Par David Ljunggren | Reuters
Ottawa – Le Canada s’est engagé jeudi à faire payer Facebook Inc pour le contenu des nouvelles, cherche des alliés dans la bataille médiatique avec les géants de la technologie et s’engage à ne pas reculer si la plate-forme de médias sociaux ferme les nouvelles du pays comme elle l’a fait en Australie.
Facebook a interdit tout contenu d’actualités australien sur son service en raison d’un projet de loi obligeant Alphabet Inc à payer aux éditeurs australiens des frais pour les liens d’actualité.

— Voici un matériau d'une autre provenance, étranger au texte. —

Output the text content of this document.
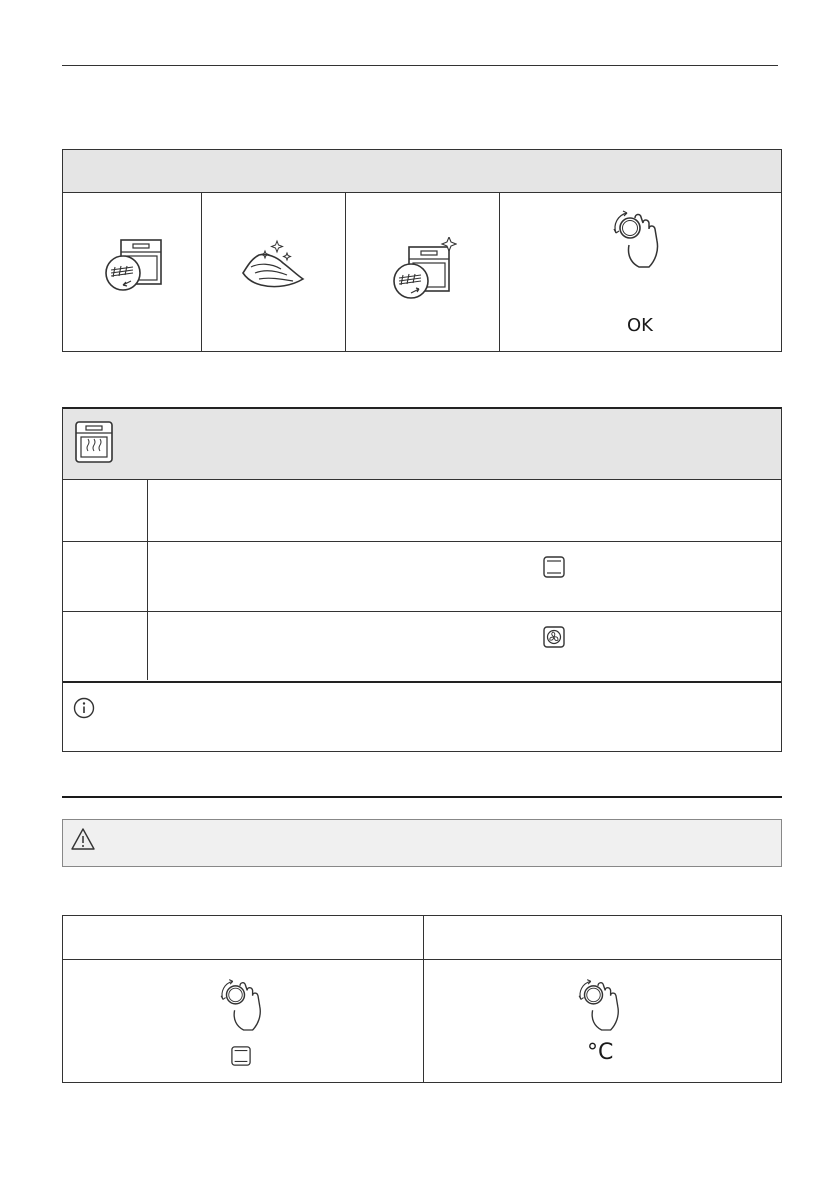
OK
°C
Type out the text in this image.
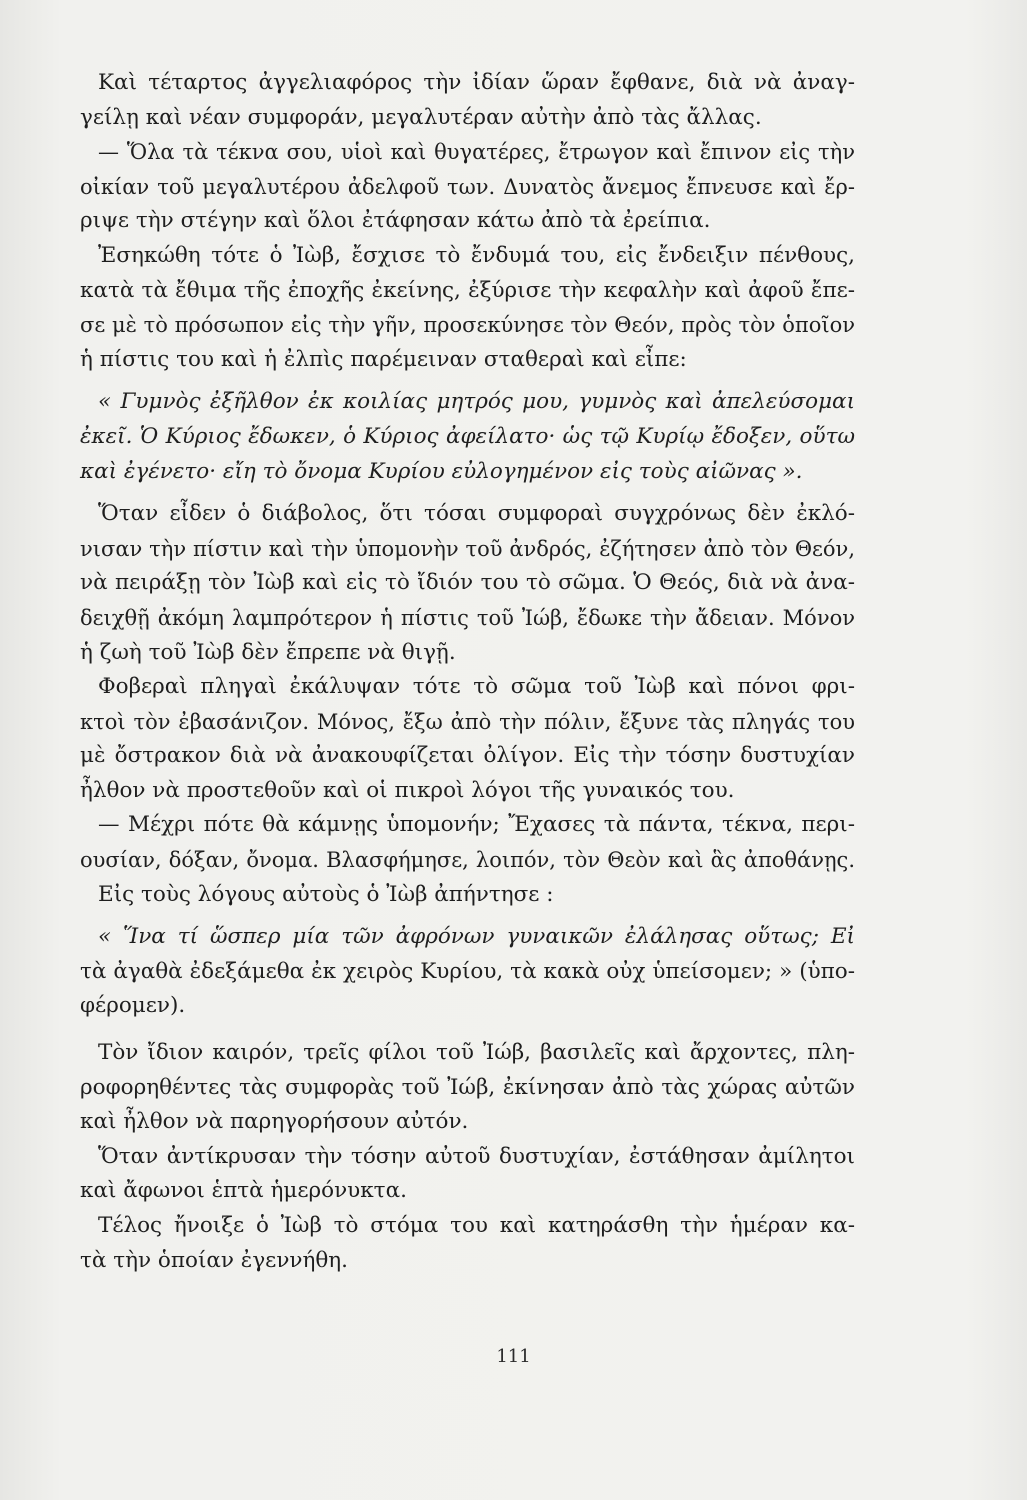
Καὶ τέταρτος ἀγγελιαφόρος τὴν ἰδίαν ὥραν ἔφθανε, διὰ νὰ ἀναγ-
γείλῃ καὶ νέαν συμφοράν, μεγαλυτέραν αὐτὴν ἀπὸ τὰς ἄλλας.
— Ὅλα τὰ τέκνα σου, υἱοὶ καὶ θυγατέρες, ἔτρωγον καὶ ἔπινον εἰς τὴν
οἰκίαν τοῦ μεγαλυτέρου ἀδελφοῦ των. Δυνατὸς ἄνεμος ἔπνευσε καὶ ἔρ-
ριψε τὴν στέγην καὶ ὅλοι ἐτάφησαν κάτω ἀπὸ τὰ ἐρείπια.
Ἐσηκώθη τότε ὁ Ἰὼβ, ἔσχισε τὸ ἔνδυμά του, εἰς ἔνδειξιν πένθους,
κατὰ τὰ ἔθιμα τῆς ἐποχῆς ἐκείνης, ἐξύρισε τὴν κεφαλὴν καὶ ἀφοῦ ἔπε-
σε μὲ τὸ πρόσωπον εἰς τὴν γῆν, προσεκύνησε τὸν Θεόν, πρὸς τὸν ὁποῖον
ἡ πίστις του καὶ ἡ ἐλπὶς παρέμειναν σταθεραὶ καὶ εἶπε:
« Γυμνὸς ἐξῆλθον ἐκ κοιλίας μητρός μου, γυμνὸς καὶ ἀπελεύσομαι
ἐκεῖ. Ὁ Κύριος ἔδωκεν, ὁ Κύριος ἀφείλατο· ὡς τῷ Κυρίῳ ἔδοξεν, οὕτω
καὶ ἐγένετο· εἴη τὸ ὄνομα Κυρίου εὐλογημένον εἰς τοὺς αἰῶνας ».
Ὅταν εἶδεν ὁ διάβολος, ὅτι τόσαι συμφοραὶ συγχρόνως δὲν ἐκλό-
νισαν τὴν πίστιν καὶ τὴν ὑπομονὴν τοῦ ἀνδρός, ἐζήτησεν ἀπὸ τὸν Θεόν,
νὰ πειράξῃ τὸν Ἰὼβ καὶ εἰς τὸ ἴδιόν του τὸ σῶμα. Ὁ Θεός, διὰ νὰ ἀνα-
δειχθῇ ἀκόμη λαμπρότερον ἡ πίστις τοῦ Ἰώβ, ἔδωκε τὴν ἄδειαν. Μόνον
ἡ ζωὴ τοῦ Ἰὼβ δὲν ἔπρεπε νὰ θιγῇ.
Φοβεραὶ πληγαὶ ἐκάλυψαν τότε τὸ σῶμα τοῦ Ἰὼβ καὶ πόνοι φρι-
κτοὶ τὸν ἐβασάνιζον. Μόνος, ἔξω ἀπὸ τὴν πόλιν, ἔξυνε τὰς πληγάς του
μὲ ὄστρακον διὰ νὰ ἀνακουφίζεται ὀλίγον. Εἰς τὴν τόσην δυστυχίαν
ἦλθον νὰ προστεθοῦν καὶ οἱ πικροὶ λόγοι τῆς γυναικός του.
— Μέχρι πότε θὰ κάμνῃς ὑπομονήν; Ἔχασες τὰ πάντα, τέκνα, περι-
ουσίαν, δόξαν, ὄνομα. Βλασφήμησε, λοιπόν, τὸν Θεὸν καὶ ἃς ἀποθάνῃς.
Εἰς τοὺς λόγους αὐτοὺς ὁ Ἰὼβ ἀπήντησε :
« Ἵνα τί ὥσπερ μία τῶν ἀφρόνων γυναικῶν ἐλάλησας οὕτως; Εἰ
τὰ ἀγαθὰ ἐδεξάμεθα ἐκ χειρὸς Κυρίου, τὰ κακὰ οὐχ ὑπείσομεν; » (ὑπο-
φέρομεν).
Τὸν ἴδιον καιρόν, τρεῖς φίλοι τοῦ Ἰώβ, βασιλεῖς καὶ ἄρχοντες, πλη-
ροφορηθέντες τὰς συμφορὰς τοῦ Ἰώβ, ἐκίνησαν ἀπὸ τὰς χώρας αὐτῶν
καὶ ἦλθον νὰ παρηγορήσουν αὐτόν.
Ὅταν ἀντίκρυσαν τὴν τόσην αὐτοῦ δυστυχίαν, ἐστάθησαν ἀμίλητοι
καὶ ἄφωνοι ἑπτὰ ἡμερόνυκτα.
Τέλος ἤνοιξε ὁ Ἰὼβ τὸ στόμα του καὶ κατηράσθη τὴν ἡμέραν κα-
τὰ τὴν ὁποίαν ἐγεννήθη.
111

Le ministre du Patrimoine canadien, Stephen Gilbault, qui est chargé de rédiger une loi similaire qui sera dévoilée dans les prochains mois, a condamné l’action de Facebook et a déclaré qu’elle ne dissuaderait pas Ottawa.

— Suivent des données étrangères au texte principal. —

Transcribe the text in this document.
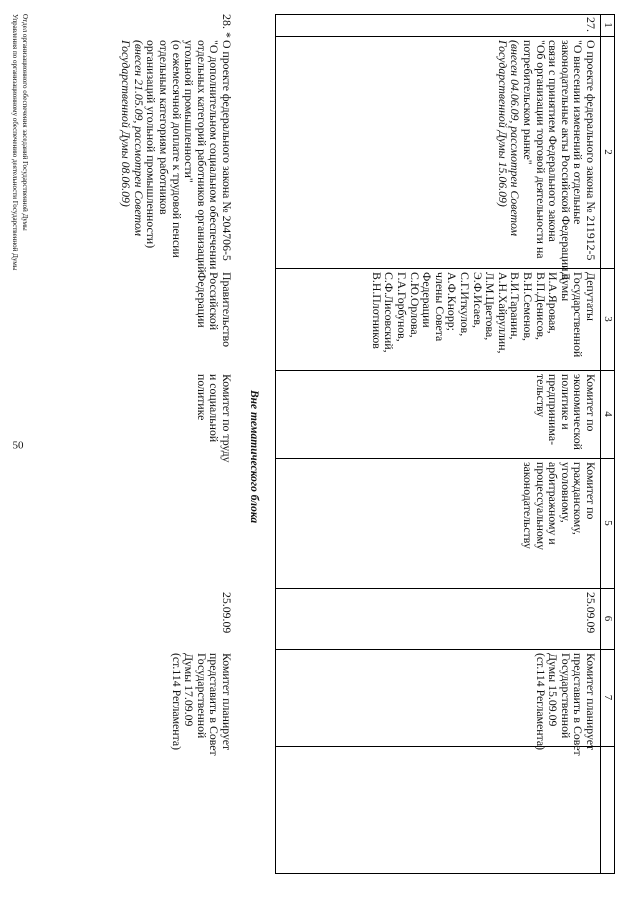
50
1
2
3
4
5
6
7
27.
О проекте федерального закона № 211912-5
"О внесении изменений в отдельные
законодательные акты Российской Федерации в
связи с принятием Федерального закона
"Об организации торговой деятельности на
потребительском рынке"
(внесен 04.06.09, рассмотрен Советом
Государственной Думы 15.06.09)
Депутаты
Государственной
Думы
И.А.Яровая,
В.П.Денисов,
В.Н.Семенов,
В.И.Таранин,
А.Н.Хайруллин,
Л.М.Цветова,
Э.Ф.Исаев,
С.Г.Иткулов,
А.Ф.Кнорр;
члены Совета
Федерации
С.Ю.Орлова,
Г.А.Горбунов,
С.Ф.Лисовский,
В.Н.Плотников
Комитет по
экономической
политике и
предпринима-
тельству
Комитет по
гражданскому,
уголовному,
арбитражному и
процессуальному
законодательству
25.09.09
Комитет планирует
представить в Совет
Государственной
Думы 15.09.09
(ст.114 Регламента)
Вне тематического блока
28. *
О проекте федерального закона № 204706-5
"О дополнительном социальном обеспечении
отдельных категорий работников организаций
угольной промышленности"
(о ежемесячной доплате к трудовой пенсии
отдельным категориям работников
организаций угольной промышленности)
(внесен 21.05.09, рассмотрен Советом
Государственной Думы 08.06.09)
Правительство
Российской
Федерации
Комитет по труду
и социальной
политике
25.09.09
Комитет планирует
представить в Совет
Государственной
Думы 17.09.09
(ст.114 Регламента)
Отдел организационного обеспечения заседаний Государственной Думы
Управления по организационному обеспечению деятельности Государственной Думы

« Le Canada est à l’avant-garde de cette bataille … nous sommes vraiment parmi les premiers pays du monde à le faire », a-t-il déclaré aux journalistes.
L’année dernière, les organisations médiatiques canadiennes ont mis en garde contre une éventuelle défaillance du marché sans intervention du gouvernement. Ils ont déclaré que l’approche australienne permettrait aux éditeurs de récupérer 620 millions de dollars canadiens par an. Sans action, ont-ils averti, le Canada perdrait 700 emplois dans la presse écrite sur un total de 3 100.

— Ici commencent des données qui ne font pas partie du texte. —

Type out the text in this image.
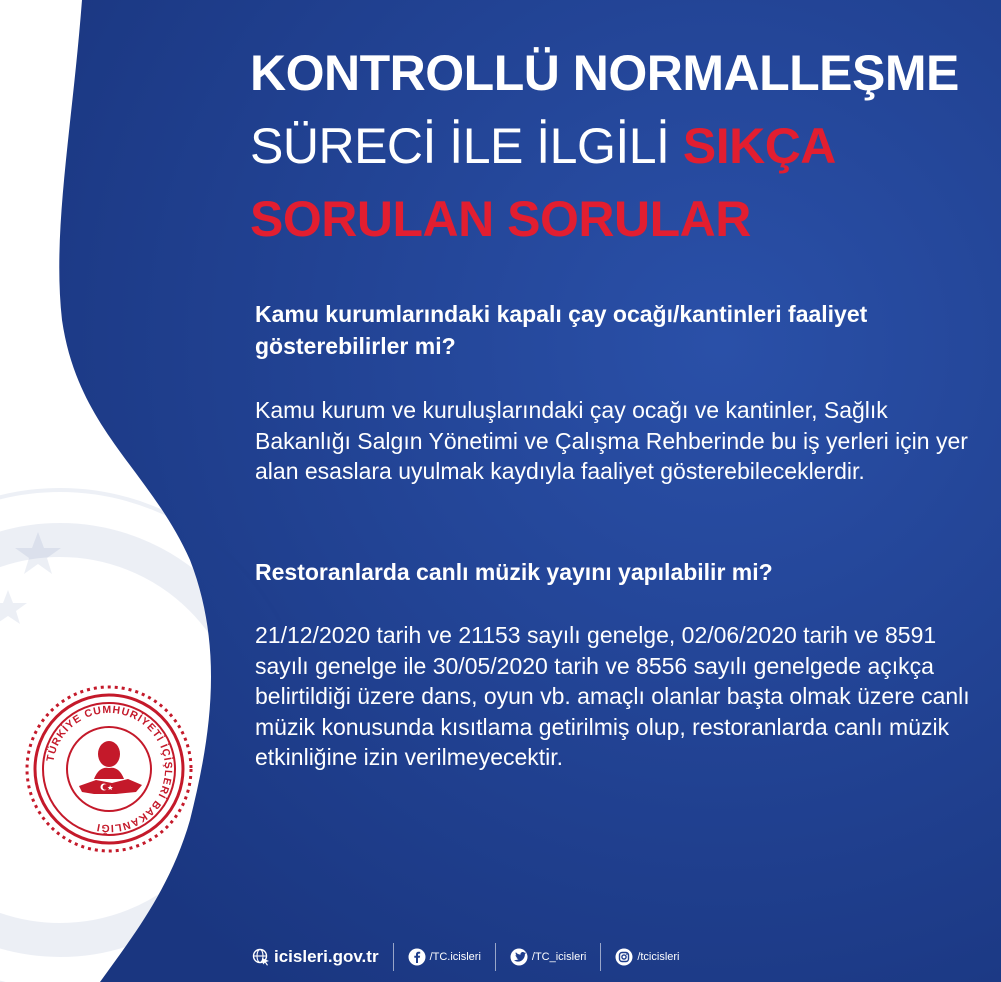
TÜRKİYE CUMHURİYETİ İÇİŞLERİ BAKANLIĞI
KONTROLLÜ NORMALLEŞME
SÜRECİ İLE İLGİLİ SIKÇA
SORULAN SORULAR

Kamu kurumlarındaki kapalı çay ocağı/kantinleri faaliyet gösterebilirler mi?

Kamu kurum ve kuruluşlarındaki çay ocağı ve kantinler, Sağlık Bakanlığı Salgın Yönetimi ve Çalışma Rehberinde bu iş yerleri için yer alan esaslara uyulmak kaydıyla faaliyet gösterebileceklerdir.

Restoranlarda canlı müzik yayını yapılabilir mi?

21/12/2020 tarih ve 21153 sayılı genelge, 02/06/2020 tarih ve 8591 sayılı genelge ile 30/05/2020 tarih ve 8556 sayılı genelgede açıkça belirtildiği üzere dans, oyun vb. amaçlı olanlar başta olmak üzere canlı müzik konusunda kısıtlama getirilmiş olup, restoranlarda canlı müzik etkinliğine izin verilmeyecektir.

icisleri.gov.tr	/TC.icisleri	/TC_icisleri	/tcicisleri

Guilbeault a déclaré que le Canada pourrait adopter le modèle australien, qui oblige Facebook et Google à conclure des accords pour payer les médias dont les liens mènent à une activité sur leurs services, ou à s’entendre sur un prix par arbitrage exécutoire.
Une autre option est de suivre l’exemple de la France, qui oblige les grandes plates-formes technologiques à ouvrir des discussions avec des éditeurs cherchant une redevance pour utiliser des contenus d’actualité.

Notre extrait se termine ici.